The implication of this decision is to make sure that the assistance dollar will be allocated within the framework of the criteria established by the IFIs (WB, IMF, etc.), and not left at the discretion of Zardari government.
It would probably require Pakistan to follow through necessary fiscal and economic reforms, including improvement in revenue collection and extending the tax base to other eligible taxpayers. It may also call for other measures such as further privatisation and liberalisation of the economy, in conformity with the nostalgia of Washington Consensus. The consequences that will follow from this would increase poverty and further increase in the inflationary pressures in the economy. With popularity already at a very low level, the government will likely become more unpopular.
The underlying message of both the Kerry-Lugar Bill and the FoDP is to demonstrate recognition of urgent need of assistance for Pakistan, but with its disbursement based on viable and transparent criteria. With so many caveats included in the Bill about accountability and periodic reports to Congress about allocation of funds, and with FoDP decision to bring WB as the intermediary, it is obvious that Zardari government suffers from credibility gap in the eyes of the international donors. It does not speak well for the government and promotes poor image for the country. Contrary to the claim made by the spokesman of Mr Zardari, the president's recent foreign trip cannot be called a success.
The latest report of Transparency International came out almost concurrently with the other developments, but as an annual event its publication was in accordance with its schedule. The section on Pakistan presents a strong indictment of the government. The rumour mills are churning out all kinds of accusations from diverse sources, from a baker to a banker to a business tycoon, all leading to the top. The recent disclosure about the rental power plants lends further support to this rapidly expanding literature on the subject.
The government will be saddled with a very serious responsibility for the remaining four years of its tenure. Kerry-Lugar Bill will especially keep them busy, something they are not used to, from parliamentarians to the top. The obvious fact is that the Bill calls for extensive cooperation between Pakistan and the USA, and a greater presence of the Americans in the country than ever before, apparently guiding, advising, assisting their counterparts in Pakistan, to fulfil the objectives of the Bill.
That will not go down well in the country. A leader with ‘soft-power' could reach the people directly to give them assurance and hope, but Mr Zardari does not have the facility with the language.
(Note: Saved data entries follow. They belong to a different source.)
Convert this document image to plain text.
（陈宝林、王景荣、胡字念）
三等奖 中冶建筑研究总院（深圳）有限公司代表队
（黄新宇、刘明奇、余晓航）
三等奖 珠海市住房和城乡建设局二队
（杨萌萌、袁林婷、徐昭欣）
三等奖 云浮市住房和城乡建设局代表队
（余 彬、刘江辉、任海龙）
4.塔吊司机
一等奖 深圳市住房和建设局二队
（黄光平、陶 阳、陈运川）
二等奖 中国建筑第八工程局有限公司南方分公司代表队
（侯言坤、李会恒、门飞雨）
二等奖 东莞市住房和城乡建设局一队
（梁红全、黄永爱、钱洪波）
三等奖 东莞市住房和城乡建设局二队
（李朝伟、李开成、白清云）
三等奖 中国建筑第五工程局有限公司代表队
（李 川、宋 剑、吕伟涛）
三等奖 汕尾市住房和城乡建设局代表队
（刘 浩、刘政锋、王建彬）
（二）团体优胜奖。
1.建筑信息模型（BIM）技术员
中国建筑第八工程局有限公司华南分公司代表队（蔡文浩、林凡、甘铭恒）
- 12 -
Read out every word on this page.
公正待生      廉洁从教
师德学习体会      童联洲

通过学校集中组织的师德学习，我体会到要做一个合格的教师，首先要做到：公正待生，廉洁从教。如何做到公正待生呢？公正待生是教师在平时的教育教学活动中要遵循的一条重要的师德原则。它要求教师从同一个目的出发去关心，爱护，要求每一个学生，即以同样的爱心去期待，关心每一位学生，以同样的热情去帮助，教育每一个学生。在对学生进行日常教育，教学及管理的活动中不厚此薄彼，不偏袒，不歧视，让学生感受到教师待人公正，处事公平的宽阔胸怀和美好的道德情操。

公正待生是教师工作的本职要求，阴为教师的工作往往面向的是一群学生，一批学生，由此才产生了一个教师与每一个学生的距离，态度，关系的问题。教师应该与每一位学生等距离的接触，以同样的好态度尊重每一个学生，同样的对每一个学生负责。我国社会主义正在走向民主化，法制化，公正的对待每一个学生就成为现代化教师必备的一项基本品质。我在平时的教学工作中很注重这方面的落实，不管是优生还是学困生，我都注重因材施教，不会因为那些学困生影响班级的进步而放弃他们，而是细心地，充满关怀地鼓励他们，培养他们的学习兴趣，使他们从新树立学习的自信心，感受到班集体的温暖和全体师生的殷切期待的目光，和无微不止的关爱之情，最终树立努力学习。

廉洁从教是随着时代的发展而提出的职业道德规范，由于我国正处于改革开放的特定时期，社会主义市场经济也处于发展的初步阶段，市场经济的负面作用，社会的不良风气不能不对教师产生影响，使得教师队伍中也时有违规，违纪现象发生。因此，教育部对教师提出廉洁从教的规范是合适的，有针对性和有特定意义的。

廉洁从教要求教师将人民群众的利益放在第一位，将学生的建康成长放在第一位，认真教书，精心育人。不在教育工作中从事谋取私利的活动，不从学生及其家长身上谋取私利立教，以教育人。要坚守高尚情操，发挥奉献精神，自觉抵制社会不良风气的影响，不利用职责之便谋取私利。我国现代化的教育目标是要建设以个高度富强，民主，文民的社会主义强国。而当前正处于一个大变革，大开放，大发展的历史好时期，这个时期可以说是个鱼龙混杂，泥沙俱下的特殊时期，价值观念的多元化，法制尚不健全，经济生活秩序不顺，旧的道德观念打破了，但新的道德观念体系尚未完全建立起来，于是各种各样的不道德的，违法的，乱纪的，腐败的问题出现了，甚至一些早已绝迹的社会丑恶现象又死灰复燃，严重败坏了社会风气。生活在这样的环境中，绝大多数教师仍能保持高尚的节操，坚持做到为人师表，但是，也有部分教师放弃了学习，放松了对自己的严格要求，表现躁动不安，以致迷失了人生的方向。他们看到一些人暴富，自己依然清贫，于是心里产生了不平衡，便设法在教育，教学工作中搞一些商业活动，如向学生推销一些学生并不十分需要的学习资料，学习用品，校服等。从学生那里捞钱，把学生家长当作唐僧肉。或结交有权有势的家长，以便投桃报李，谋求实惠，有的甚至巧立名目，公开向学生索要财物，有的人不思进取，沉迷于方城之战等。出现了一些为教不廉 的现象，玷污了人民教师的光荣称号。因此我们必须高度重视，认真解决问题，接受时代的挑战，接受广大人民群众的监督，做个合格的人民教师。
The third development is not directly related to the above two, but as a challenge to the credibility of the government is parallel to them. It is about the plan, in progress according to reports, to lease agricultural land to Saudi Arabia for growing crops to fulfil its needs. Why should this favour be done to the Saudis is an important question. They do seem to enjoy the role of patrons of politics in Pakistan, from time to time, and they are part of the FoDP, though it is difficult to understand what interest they would have in a `democratic` Pakistan.
Land lease to produce crops for export by the lease-holder at his discretion fits in with a model of plantation economy, with tenancy laws in Pakistan no better than which prevailed in the old colonies that used slave or indentured labour. If the lease-holder becomes the monopoly exporter of a single or a few crops, his activity would bring Pakistan to the level of a banana republic. Also, water scarcity is not far away, in rivers as well as aquifer- wells and tube-wells.
The interesting point is that all this is being promoted by a self-proclaimed secular and a modernist party, with a link with the legacy of Z.A. Bhutto. And there is not a peep from the other main parties about this matter, not PML-N, not MQM, not ANP, not Insaf Party.